By default it checks:

  • the JP2 is valid (using jpylyzer)

  • the JP2 can be converted back into a TIFF, which
    • has the same pixels as the source TIFF (or the TIFF we converted from the source JPEG)

    • has the same colour profile and mode as the source image

It does not check:

  • the technical metadata is correctly copied over to the JP2 (we extract this to a separate file)

  • the JP2 displays as expected in viewers

  • JPEG to TIFF conversion, if the source file was a JPEG (beyond checking the colour profiles match). This is a lossy conversion, so the pixels will not be identical

We have run tests on a wide sample of source images from our repository. We cannot share this test repository on GitHub due to copyright issues, but if you want to run your own tests these automatic lossless checks should simplify that. The full lossless checks can be disabled in production, but we would recommend keeping them enabled if digital preservation is a concern.

Note: our testing has been focused on the source images we ingest, not all possible formats. The check_image_suitable_for_jp2_conversion() function is run when generating derivatives, and should fail for image formats we have not tested.

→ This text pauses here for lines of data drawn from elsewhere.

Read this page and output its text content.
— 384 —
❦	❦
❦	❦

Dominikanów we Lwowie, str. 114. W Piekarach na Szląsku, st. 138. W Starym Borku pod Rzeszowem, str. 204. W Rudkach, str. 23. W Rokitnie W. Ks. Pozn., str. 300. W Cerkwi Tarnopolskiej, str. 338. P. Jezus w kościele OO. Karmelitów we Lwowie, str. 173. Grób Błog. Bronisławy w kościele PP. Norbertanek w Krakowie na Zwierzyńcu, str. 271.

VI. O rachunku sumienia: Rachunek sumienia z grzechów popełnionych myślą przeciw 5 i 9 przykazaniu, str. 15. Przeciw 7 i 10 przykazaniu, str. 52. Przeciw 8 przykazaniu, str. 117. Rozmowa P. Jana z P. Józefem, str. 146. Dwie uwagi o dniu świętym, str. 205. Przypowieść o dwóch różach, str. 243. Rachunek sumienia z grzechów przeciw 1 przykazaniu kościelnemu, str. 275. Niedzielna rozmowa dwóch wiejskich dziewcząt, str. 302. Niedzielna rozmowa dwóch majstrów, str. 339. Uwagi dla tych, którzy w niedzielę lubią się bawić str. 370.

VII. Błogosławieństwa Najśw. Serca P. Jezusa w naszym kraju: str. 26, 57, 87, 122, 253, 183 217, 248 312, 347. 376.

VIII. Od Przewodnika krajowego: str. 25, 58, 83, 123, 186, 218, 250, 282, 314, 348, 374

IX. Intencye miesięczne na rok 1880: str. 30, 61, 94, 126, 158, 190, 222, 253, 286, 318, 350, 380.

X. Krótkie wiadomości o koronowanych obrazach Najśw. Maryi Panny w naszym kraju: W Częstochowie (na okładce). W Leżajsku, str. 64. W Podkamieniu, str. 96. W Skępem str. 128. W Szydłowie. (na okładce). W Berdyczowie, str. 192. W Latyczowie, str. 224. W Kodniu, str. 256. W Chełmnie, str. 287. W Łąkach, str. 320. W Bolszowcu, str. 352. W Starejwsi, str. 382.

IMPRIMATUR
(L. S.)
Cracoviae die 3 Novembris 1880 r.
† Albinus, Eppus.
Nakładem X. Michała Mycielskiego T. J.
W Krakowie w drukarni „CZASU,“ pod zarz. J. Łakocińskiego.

See JP2 colour profiles for digital preservation for some more background information and recommendations.

Embedded metadata

We extract image metadata from the source file to a separate XML file for digital preservation, using Exiftool. Exiftool is a command line tool for reading, writing and editing embedded metadata with very thorough support for image embedded metadata formats.

This separate XML file is stored along with the JP2 in the archive. The metadata in the file is stored in the image metadata format XMP, mapped from whatever formats (EXIF, IPTC etc.) were used in the TIFF file. Exiftool also offers a proprietary XML format which preserves the original format of the metadata fields, but we chose XMP as a widely recognised format for sidecar files, rather than going with a proprietary format that may change in future.

Copying over metadata

While the extracted metadata is what we rely on for preservation, we also want to have as much of the original metadata as possible in the JP2 image.

Maintaining embedded metadata while converting between image file formats is difficult. All of the image conversion software we’ve tried had problems with embedded metadata.

  • ImageMagick sometimes produces badly formed metadata in the converted file

  • Pillow by default doesn’t copy over any metadata. Embedded metadata related functionality is limited

  • Kakadu only copies over some metadata

Because of this, we don’t rely on the image conversion library we use (Pillow) to copy over metadata. Instead, we use Exiftool to copy over metadata after the image is converted, both when converting from JPEG to TIFF and when converting from TIFF to JP2. When copying over to JP2 we map all embedded metadata formats to XMP, as JP2 doesn’t have an official standard for storing EXIF.